I am interested in the structure, function, assembly, and disassembly of viruses and cellular macromolecules. I am particularly interested in using structural techniques to understand virus cell entry (poliovirus) and viral evolution (papovaviruses). My primary research tool is cryoelectron microscopy and three-dimensional reconstruction (cryoEM). I also have an interest in improving cryoEM techniques.

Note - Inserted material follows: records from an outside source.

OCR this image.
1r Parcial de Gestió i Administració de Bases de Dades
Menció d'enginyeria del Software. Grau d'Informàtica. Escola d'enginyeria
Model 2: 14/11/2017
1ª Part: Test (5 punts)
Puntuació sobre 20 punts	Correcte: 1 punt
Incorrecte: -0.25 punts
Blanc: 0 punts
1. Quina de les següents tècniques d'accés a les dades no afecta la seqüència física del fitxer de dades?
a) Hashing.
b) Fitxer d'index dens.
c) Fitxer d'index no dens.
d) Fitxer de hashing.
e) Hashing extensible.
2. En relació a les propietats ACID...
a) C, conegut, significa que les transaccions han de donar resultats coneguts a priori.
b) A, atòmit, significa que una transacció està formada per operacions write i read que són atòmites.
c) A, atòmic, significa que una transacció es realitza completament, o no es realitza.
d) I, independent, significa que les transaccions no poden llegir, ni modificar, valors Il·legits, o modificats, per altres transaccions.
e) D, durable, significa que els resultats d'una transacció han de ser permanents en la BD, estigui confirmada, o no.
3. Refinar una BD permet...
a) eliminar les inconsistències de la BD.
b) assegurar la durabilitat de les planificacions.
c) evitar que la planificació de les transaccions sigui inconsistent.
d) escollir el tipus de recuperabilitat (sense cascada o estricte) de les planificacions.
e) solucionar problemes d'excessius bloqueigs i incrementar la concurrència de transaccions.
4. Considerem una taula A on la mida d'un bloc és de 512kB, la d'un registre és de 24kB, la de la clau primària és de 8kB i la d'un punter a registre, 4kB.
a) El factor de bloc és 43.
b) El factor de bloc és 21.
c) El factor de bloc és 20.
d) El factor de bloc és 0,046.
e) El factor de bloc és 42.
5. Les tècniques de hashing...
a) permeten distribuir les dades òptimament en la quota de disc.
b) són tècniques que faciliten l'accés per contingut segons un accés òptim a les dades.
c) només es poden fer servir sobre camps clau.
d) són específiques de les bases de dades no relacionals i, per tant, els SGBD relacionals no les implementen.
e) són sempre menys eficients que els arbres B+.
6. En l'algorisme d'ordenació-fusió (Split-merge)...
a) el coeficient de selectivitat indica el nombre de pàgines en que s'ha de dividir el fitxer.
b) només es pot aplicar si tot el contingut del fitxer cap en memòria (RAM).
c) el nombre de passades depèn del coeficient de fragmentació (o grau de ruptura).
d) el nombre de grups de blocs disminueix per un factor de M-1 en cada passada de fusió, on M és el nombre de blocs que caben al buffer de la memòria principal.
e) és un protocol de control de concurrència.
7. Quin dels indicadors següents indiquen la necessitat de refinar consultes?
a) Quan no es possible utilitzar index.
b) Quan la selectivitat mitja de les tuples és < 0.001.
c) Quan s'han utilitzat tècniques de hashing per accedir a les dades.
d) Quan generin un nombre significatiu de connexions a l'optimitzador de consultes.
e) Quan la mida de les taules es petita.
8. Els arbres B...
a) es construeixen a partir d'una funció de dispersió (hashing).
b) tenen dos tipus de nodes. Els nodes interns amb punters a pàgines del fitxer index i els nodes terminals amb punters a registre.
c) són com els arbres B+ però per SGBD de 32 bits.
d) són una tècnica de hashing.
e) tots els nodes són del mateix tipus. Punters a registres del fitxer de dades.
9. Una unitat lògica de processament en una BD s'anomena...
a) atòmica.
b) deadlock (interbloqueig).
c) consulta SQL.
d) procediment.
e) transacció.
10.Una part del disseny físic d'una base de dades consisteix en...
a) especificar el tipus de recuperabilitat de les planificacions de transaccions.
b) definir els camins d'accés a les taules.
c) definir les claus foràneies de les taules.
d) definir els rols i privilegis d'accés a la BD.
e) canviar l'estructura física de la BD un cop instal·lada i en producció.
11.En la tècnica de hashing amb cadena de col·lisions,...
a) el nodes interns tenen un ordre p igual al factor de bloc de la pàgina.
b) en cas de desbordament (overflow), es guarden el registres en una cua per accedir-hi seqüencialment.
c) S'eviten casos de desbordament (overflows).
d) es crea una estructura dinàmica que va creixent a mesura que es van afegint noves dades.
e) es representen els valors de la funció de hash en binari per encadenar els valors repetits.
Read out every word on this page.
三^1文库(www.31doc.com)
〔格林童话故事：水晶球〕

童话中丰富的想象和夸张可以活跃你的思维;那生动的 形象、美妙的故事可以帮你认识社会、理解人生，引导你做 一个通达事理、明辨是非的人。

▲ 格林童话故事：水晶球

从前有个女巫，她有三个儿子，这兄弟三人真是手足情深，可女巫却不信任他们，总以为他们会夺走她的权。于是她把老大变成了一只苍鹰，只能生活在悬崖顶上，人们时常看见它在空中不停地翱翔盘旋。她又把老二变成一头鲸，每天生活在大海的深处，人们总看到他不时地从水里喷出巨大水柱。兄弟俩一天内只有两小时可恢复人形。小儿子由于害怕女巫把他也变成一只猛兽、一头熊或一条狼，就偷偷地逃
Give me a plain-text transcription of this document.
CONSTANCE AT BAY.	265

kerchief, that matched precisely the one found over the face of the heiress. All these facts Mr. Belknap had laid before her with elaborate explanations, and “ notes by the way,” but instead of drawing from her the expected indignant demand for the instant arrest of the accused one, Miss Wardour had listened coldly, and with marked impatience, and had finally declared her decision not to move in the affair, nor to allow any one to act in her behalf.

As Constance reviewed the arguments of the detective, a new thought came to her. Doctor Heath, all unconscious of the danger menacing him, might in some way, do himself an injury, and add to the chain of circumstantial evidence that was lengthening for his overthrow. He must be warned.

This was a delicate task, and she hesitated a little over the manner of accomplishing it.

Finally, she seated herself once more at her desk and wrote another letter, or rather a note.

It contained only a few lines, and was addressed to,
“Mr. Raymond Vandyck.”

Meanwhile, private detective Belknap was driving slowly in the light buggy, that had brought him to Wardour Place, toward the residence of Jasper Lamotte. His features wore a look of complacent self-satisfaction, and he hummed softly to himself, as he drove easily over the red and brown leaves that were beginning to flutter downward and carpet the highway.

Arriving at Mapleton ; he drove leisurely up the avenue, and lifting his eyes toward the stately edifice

Virus cell entry is a crucial step in the infection of a host cell. During cell entry, animal viruses 1) recognize and attach to a host cell and 2) nucleic acid is delivered to the appropriate site in the cell. Enveloped viruses, such as HIV and influenza virus, have an outer membrane with embedded proteins that facilitate fusion of the viral and cellular membranes. Non-enveloped viruses such as poliovirus do not have a membrane and must breach the cell membrane by a different mechanism. This mechanism is not well understood for any non-enveloped virus. My lab is using poliovirus as a model system to understand cell entry of the non-enveloped viruses.

Poliovirus as viewed via cryoEM. Diameter = 33 nm. Resolution = 2.2 nm. (J. Virol. 74:1342)

Hypothetical model of poliovirus cell entry. The virion (160S) interacts with poliovirus receptor and changes into an intermediate (135S) form. The hypothesis is that the intermediate particle interacts with the membrane, a channel is formed, and then RNA enters the cell.